Coronavirus: Hong Kong’s ‘immunity barrier’ short-lived unless more residents get third vaccine dose, pandemic adviser warns, as city logs 363 infections
- Professor Wallace Lau, convenor of an advisory panel on Covid-19 vaccines, urges residents to get their jabs and not hold out for second-generation vaccines
- Health officials also detected five samples in each of the two sublineages of Omicron, BA.2.12 and BA.2.12.1, with infected cases discovered at the airport

Hong Kong has created a Covid-19 “immunity barrier” through millions of people having been infected, but a higher inoculation rate is needed to bolster the protection, a government adviser has said, as health authorities reported the lowest daily number of cases since February 6.
But Professor Wallace Lau Chak-sing, convenor of an advisory panel on coronavirus vaccines, warned on Saturday that the protection would be short-lived unless more residents received at least three doses.
“Because of the immunity barrier, we now have room to breathe a sigh of relief,” he told a radio programme. “But it is only short-term, and we cannot fully relax.”
Health authorities on Saturday confirmed 363 Covid-19 infections, 25 of which were imported, and 10 deaths related to the virus.

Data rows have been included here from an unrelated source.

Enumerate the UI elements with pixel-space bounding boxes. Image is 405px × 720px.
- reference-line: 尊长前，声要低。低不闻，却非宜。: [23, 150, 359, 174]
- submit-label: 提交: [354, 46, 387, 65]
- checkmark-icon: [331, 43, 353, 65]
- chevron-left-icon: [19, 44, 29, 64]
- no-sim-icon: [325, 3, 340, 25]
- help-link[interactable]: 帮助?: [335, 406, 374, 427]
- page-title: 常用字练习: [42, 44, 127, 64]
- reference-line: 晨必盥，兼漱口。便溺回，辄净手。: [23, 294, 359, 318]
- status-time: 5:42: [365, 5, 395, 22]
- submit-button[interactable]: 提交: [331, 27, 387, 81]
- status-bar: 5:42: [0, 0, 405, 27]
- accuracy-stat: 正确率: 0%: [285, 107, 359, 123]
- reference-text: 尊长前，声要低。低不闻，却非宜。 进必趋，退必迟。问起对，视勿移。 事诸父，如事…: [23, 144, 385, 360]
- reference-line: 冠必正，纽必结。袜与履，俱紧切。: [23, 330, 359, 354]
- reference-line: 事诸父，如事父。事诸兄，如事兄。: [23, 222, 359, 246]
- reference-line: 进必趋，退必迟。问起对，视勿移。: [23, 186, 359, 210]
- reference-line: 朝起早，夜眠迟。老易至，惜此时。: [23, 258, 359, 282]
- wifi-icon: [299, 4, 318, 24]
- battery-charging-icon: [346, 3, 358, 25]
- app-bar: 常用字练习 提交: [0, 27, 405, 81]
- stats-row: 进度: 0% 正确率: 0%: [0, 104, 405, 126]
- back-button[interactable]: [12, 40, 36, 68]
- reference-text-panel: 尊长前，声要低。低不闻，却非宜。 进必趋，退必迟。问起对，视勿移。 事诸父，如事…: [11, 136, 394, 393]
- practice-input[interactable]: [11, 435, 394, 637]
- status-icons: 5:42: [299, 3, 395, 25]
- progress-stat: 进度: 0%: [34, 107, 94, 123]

The daily tally was the lowest since Hong Kong reported 342 infections on February 6.
Dr Chuang Shuk-kwan, head of the Centre for Health Protection’s communicable disease branch, also revealed officials had detected five samples in each of the two sublineages of Omicron, BA.2.12 and BA.2.12.1. The infected people were discovered at the airport, she added.
Chuang said the World Health Organization had observed a higher transmissibility with the two sublineages, but the severity of the illness they caused appeared to be similar to other lineages.